За завтраком разговаривали мало; полковник придумывал, о чем бы заговорить, но все казалось ему банальным и скучным. Жюльетта принимала мало участия в разговоре, но председательствовала за столом, как опытная хозяйка дома. Когда херес несколько ободрил гостя, и он не без некоторого хвастовства рассказал несколько коротких эпизодов из военной жизни, Жюльетта выслушала их, по-видимому, с интересом. А в конце завтрака он встретил взгляд молодой девушки, пристально устремленный на него, и… потупился.
С этого дня Дюкатель стал приходить в дом де Порри, сперва под разными предлогами, потом и без предлогов, пользуясь полной безучастностью к его визитам самого де Порри, притом почти никогда не бывавшего дома.
Жюльетта, казалось, начала находить удовольствие в его обществе; она призналась ему, что терпеть не может Бордо, где живут такие глупые люди; страшно скучает по монастырю Святого Петра, откуда отец взял ее, как только ей исполнилось шестнадцать лет (теперь ей было восемнадцать), и наверное умрет от сплина, если еще хоть год проживет в этих условиях. В один вечер полковник очутился в красной гостиной, у ног юной красавицы; он жадно покрывал поцелуями ее руку, а она не отнимала ее и только тихонько посмеивалась. И Дюкатель дал себя убаюкать мысли, что Жюльетта любит его. Однако его любовь, первая, захватившая его всего, была с самого начала полна тревог и опасений: он был стар для своей невесты; он полысел раньше времени; две войны, в которых он участвовал, состарили его. Однажды Жюльетта в раздумье спросила его, действительно ли он моложе ее отца?

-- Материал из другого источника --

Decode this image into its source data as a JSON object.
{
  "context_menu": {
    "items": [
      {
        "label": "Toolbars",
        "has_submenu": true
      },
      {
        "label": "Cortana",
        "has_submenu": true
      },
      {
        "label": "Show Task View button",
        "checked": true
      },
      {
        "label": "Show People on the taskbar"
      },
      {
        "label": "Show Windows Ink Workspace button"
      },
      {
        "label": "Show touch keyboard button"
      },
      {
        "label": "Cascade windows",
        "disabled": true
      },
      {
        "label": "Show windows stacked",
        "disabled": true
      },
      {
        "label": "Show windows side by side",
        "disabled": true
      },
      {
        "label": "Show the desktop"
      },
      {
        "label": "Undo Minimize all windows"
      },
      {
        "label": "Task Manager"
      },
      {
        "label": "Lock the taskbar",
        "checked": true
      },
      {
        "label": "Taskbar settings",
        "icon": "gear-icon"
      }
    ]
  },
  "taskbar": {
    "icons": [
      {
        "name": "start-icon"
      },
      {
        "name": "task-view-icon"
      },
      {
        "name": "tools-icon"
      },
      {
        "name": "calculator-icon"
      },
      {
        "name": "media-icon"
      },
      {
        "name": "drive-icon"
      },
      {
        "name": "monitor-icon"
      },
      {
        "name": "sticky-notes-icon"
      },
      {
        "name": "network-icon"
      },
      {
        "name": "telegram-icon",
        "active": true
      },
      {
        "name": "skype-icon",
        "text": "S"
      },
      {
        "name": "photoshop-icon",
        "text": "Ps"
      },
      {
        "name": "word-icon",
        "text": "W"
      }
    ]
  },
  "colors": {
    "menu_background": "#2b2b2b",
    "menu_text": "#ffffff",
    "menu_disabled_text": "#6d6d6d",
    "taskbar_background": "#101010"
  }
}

Они все-таки поженились. При воспоминании о первых месяцах их брачной жизни, кровь и теперь еще бурно прилила к сердцу старика. Он увез Жюльетту в Испанию, потом в Италию, а, когда кончился его отпуск, – вышел в отставку, чтобы ничто не нарушало сладостей неги этого периода их любви. Любила ли она его на самом деле? В последние пятнадцать лет он постоянно задавал себе этот вопрос, и всякий раз отвечал на него: наверное, любила; она была искренняя, по крайней мере, в продолжение известного времени. Долго тянулся их медовый месяц; утомившись путешествиями, они поселились в Берри, в Супизе.